Our app, Footsies, is currently on the Android platform. Even though Sensoria has developed a suite of frameworks for the smart sock (on iOS and Windows Phone), there has not been any major framework for Android. Thus, the technical difficulty was difficult as we needed to store/interpret all of the raw data/numbers from the sensors and manually look at all of the accelerometer data/pressure data, and calibrate the app so that we can accurately determine what is a step, and also manually make a visual map of the pressures on the feet in real time. It connects to the Sensoria smart sock via Bluetooth, and allows the user to get a variety of information from the device.

It calibrates to each users' steps' pressure values through a short and easy process of having them pose in the four basic gait phases (pictured below) for a few seconds each, allowing the app to get more a more meaningful/fine-tuned measurement for accurate diagnosis, monitoring, etc.

We had the user calibrate the sensor with the four main stance phases of gait.

This kind of screen appeared for each calibration pose the user had to do. They would press the calibrate button, and then after all the calibrations are done, main menu (the figure below this one) would pop up.

The app has three main modes: diagnosis, monitor, and training

In diagnosis mode, the user is asked to take 10 normal steps, and based on those steps the app attempts to make a diagnosis based on the gait pressures measured. In particular, we focused on being able to diagnose two types of "simple-to-diagnose" foot conditions (because we only had limited time as this was a hackathon, and could only research about these two): pronation (inward feet) and supination (outward feet).

Our app could easily diagnose this, but if we had more time at the hackathon, we could've researched more common feet problems and then we could've diagnosed those conditions with our app too.

Even if no meaningful conclusion is reached, the app graphs the data (gait phase type as a function of time) to which may help to find correlations. This graph data is also sent to Google Fit API and our own server. This server would help "connect" doctors to patients using this app by easily allowing the doctor to see the data remotely, without the patient being beside the doctor in real life. 

Screen that had an interactive circle that filled up as you took the 10 steps to diagnose your feet problem.
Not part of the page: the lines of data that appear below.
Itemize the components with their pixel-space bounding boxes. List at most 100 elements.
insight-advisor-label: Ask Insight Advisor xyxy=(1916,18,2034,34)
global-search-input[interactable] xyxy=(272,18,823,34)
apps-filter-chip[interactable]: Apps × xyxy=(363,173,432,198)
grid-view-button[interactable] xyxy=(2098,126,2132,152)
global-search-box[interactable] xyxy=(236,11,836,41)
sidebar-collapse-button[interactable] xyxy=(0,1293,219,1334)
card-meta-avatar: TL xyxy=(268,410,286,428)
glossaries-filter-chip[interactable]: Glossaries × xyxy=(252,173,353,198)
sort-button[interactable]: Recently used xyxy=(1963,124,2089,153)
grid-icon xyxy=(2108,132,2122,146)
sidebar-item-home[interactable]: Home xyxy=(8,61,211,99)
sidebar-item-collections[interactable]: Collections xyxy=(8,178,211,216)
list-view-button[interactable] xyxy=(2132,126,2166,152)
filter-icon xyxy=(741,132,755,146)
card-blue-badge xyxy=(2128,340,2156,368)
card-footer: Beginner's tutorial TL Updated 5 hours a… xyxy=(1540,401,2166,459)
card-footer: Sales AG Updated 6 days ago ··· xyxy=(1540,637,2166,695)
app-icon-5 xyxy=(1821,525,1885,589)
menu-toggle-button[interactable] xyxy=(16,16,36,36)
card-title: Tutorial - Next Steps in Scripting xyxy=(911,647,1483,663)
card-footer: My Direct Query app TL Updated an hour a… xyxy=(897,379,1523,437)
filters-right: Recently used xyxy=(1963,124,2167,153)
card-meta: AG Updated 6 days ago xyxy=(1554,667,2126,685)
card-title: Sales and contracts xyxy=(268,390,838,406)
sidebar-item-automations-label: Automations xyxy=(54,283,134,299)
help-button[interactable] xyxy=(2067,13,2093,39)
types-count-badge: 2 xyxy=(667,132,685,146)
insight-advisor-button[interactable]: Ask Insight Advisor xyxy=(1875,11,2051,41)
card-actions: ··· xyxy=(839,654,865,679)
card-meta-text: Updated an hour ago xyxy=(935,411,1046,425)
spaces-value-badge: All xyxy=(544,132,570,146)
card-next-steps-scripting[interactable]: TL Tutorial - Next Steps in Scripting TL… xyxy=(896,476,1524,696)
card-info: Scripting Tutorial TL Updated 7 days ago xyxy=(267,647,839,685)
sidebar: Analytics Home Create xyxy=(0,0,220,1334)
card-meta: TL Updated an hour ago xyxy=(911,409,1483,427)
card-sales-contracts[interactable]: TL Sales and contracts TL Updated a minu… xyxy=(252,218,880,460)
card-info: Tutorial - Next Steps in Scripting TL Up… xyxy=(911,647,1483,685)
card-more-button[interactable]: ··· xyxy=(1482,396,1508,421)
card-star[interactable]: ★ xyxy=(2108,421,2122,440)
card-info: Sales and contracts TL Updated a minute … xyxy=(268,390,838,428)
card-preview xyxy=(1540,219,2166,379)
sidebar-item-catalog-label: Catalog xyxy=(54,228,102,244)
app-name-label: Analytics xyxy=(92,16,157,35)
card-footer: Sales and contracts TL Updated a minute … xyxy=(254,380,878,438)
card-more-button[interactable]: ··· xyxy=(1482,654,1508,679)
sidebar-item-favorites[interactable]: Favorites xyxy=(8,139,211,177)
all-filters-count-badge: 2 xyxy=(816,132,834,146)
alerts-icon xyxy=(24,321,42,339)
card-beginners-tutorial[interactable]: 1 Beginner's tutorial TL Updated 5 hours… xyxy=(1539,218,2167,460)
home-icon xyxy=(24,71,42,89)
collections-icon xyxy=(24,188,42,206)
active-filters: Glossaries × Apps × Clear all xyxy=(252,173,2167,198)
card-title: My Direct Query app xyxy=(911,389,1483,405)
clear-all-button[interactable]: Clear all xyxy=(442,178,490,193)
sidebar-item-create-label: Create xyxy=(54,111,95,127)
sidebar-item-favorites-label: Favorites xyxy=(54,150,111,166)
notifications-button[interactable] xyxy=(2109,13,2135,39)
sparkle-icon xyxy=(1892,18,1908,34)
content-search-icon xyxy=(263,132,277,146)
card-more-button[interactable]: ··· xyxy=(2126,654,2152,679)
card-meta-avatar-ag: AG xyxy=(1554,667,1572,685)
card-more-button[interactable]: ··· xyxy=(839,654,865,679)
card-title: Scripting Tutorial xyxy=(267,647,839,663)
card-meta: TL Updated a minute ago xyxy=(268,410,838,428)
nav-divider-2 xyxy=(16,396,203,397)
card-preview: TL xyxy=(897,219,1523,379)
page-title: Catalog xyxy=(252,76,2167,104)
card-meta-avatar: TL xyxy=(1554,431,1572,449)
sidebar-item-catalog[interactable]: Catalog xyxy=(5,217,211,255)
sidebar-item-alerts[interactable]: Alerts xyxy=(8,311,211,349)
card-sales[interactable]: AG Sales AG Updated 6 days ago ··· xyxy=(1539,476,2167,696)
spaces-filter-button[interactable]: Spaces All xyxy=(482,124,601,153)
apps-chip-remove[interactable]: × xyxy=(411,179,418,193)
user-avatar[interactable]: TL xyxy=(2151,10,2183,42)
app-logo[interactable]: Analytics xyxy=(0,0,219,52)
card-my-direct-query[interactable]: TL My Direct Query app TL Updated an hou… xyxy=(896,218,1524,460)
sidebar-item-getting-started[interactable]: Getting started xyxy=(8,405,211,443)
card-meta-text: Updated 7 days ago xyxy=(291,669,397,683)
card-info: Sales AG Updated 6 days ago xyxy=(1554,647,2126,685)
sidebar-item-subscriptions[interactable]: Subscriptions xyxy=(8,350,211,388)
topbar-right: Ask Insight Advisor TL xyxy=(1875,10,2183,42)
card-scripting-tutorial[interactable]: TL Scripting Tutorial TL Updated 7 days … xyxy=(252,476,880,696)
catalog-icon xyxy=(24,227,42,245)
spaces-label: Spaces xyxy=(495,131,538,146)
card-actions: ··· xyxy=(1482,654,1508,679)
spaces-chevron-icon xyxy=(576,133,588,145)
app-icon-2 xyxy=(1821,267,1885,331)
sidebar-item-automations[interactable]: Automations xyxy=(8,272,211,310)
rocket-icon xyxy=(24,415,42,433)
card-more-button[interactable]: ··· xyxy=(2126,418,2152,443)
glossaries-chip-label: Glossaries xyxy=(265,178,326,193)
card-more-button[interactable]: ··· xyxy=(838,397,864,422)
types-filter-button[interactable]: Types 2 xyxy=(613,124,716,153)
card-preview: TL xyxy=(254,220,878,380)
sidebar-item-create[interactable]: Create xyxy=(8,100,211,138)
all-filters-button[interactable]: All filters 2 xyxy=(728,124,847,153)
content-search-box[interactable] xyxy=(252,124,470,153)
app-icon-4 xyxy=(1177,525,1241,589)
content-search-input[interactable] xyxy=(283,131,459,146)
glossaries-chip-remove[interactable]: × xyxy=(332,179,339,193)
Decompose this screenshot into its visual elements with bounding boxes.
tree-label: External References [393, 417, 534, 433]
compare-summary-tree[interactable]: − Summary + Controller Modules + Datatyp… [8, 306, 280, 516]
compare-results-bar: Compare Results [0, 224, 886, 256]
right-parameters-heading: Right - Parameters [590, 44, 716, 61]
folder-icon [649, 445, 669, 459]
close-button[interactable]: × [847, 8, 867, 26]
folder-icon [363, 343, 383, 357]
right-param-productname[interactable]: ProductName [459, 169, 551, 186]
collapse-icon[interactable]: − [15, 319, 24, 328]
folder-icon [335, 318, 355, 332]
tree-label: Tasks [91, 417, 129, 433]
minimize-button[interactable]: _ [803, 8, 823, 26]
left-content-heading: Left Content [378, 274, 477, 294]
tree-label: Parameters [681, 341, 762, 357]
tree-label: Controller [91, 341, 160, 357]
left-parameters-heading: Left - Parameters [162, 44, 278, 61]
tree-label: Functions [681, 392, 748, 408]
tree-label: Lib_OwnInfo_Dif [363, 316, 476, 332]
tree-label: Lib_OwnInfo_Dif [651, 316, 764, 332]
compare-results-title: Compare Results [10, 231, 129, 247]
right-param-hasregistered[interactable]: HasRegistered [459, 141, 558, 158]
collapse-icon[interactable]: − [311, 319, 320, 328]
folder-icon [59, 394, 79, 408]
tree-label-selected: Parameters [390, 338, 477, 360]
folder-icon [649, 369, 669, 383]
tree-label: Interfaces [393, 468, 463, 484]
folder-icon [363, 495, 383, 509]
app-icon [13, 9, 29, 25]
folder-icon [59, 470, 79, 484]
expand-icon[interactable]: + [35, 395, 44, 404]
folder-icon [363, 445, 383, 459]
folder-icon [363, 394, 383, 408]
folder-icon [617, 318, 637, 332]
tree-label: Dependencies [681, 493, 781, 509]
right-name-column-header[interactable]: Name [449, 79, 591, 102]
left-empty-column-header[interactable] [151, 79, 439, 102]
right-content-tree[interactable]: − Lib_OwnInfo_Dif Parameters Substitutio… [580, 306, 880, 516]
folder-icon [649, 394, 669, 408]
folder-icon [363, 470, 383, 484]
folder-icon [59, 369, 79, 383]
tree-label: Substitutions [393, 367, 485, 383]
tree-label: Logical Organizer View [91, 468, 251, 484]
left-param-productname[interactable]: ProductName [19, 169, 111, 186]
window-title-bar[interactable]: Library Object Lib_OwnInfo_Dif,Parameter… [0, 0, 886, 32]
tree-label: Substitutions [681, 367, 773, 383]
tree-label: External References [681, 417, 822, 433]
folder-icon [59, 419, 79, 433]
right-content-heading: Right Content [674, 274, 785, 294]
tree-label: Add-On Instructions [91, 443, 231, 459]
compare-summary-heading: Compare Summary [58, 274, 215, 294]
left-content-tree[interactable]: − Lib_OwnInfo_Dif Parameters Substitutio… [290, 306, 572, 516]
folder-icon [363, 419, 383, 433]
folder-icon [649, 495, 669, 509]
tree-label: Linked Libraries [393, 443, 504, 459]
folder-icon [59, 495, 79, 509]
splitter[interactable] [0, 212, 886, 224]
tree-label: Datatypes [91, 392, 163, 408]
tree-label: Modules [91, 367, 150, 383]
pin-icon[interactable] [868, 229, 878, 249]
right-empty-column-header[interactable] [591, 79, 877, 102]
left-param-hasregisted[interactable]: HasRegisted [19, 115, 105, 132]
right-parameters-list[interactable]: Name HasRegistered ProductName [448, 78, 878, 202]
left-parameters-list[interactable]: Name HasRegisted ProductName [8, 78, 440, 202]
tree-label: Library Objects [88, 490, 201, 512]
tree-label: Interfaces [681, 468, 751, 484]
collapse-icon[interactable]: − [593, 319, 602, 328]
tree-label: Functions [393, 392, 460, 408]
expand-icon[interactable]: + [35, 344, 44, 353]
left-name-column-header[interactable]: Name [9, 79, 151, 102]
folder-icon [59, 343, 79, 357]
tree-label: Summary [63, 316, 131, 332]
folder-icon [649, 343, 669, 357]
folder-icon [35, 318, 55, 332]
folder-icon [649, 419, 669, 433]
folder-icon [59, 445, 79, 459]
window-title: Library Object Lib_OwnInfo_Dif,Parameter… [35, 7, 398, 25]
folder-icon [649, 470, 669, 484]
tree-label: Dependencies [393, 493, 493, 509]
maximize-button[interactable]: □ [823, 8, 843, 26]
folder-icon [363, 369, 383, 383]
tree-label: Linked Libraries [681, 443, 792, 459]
Note: I didn't take a screenshot of the "diagnostics results" page unfortunately... but this screen looked cool, trust me. We had a good designer (a.k.a. one of my teammates!) Below is a figure demonstrating what the graph kind of looked like (we just used a simple interactive-graph-library for Android, that's open source on Github).

Link to the library here:

In monitor mode, the user can watch the details of their every step. A "heat" map of pressure is shown, which can show if a user has a habit of leaning in- or out-wards, for example. Data collected could be sent to the doctor, so in essence, our app could help patients with foot problems by not having to force them to stay in the hospital. This app can easily be used in the patient's own home and can be used for therapy in their own home as well.

Screenshot of monitor screen. The foot at the bottom was an interactive heat map I made, that highlighted with color the varying intensities of pressure on the foot. The official frameworks for Sensoria Sock on iOS and Windows Phone had this heat-map, but Android didn't, so I made it myself by heavily calibrating/modifying/hacking.

In training mode, the user can decide on a number of steps as a goal, and the app will count them to that goal while alerting them of any bad posture steps they made along the way. Footsies even has Pebble integration; the smartwatch will alert you via vibrations if you make a "bad step".

Screenshot of training screen. The graph updates in real time each time the user took a step.